Let’s turn for a minute to the second decision, which is Biden v. Louisiana, and that is the mandate from HHS that the staff at health care facilities that get Medicaid and Medicare funds have to be vaccinated, but includes medical and religious exemptions. Do you have a theory of why the court splits differently? In that case, the court says that the mandate, “Fits neatly within the language of the statute.” Is this just as simple as Justice Kagan’s comment and argument that, people who get Medicaid and Medicare money and work with patients just shouldn’t be allowed to kill people. Is it just that simple?
Well, I’ve signed onto an amicus brief on this topic, and I also ran the agency that runs Medicare. And it’s as simple as the power of the purse. It’s as simple as if you go to the store and you see a defective product, you don’t have to spend your money on it. And if you’re charged with spending taxpayer money, then you have a right to say, “Hey, I expect a certain level of standards for this money. I expect them to keep Medicare and Medicaid patients safe, or why would I spend the money here?”

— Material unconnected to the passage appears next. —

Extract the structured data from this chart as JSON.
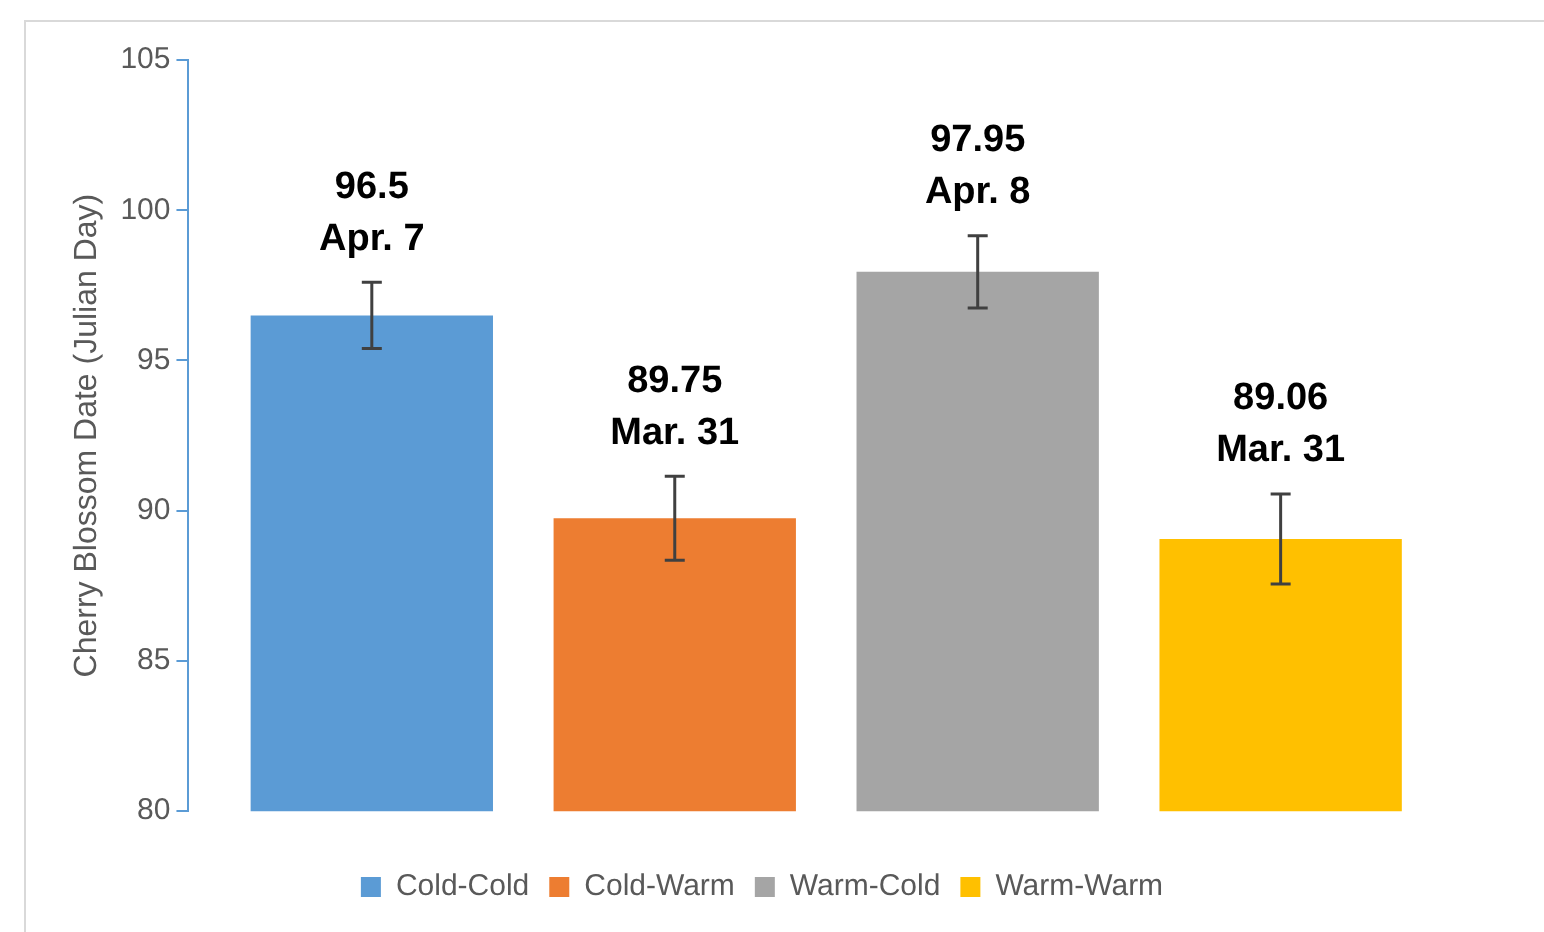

Think about people who spend federal money. What if the Department of Defense ordered a fighter jet from Lockheed Martin, and the fighter jet showed up, and it didn’t have any of the equipment in the dash and it was unsafe to fly. Would we expect the Department of Defense to have to pay for that fighter jet? Of course not. So to me, this is very simply: It’s the job of the federal agencies who are spending this money to make sure they’re spending it only on care that is safe for people. And it’s hard to argue that people are safe going into facilities where there’s a lot of unvaccinated staff.
And before we say goodbye, just let me know what the practical effect is of the OSHA mandate being set aside. What does that mean in the coming days?

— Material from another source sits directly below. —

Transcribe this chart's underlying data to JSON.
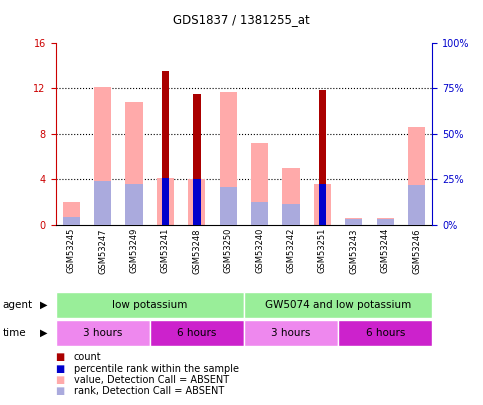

United Airlines, and its CEO Scott Kirby, was the first company to decide to implement a vaccine mandate. And before he implemented that mandate, he had one employee per week die. Since he’s implemented it, he’s had no deaths and dramatically reduced cases. And so arguably, every employer who cares about their employees has the ability to implement this vaccine requirement. And so does every state. And so does every local government.
And so like everything else, like happened with Medicaid expansion a few years back, we’re going to have the haves and the have nots. If you live and work in states or for employers that care about public health and safety, you’ll be able to go to a workplace that’s much safer. And if you don’t, you won’t. Look, this case has been decided. It’s, in my view, not the correct decision. But each of us has to take accountability for making this country as safe as possible. And if you operate a workplace and you are willing to let people come into that workplace and potentially be the site of a superspreader event, shame on you.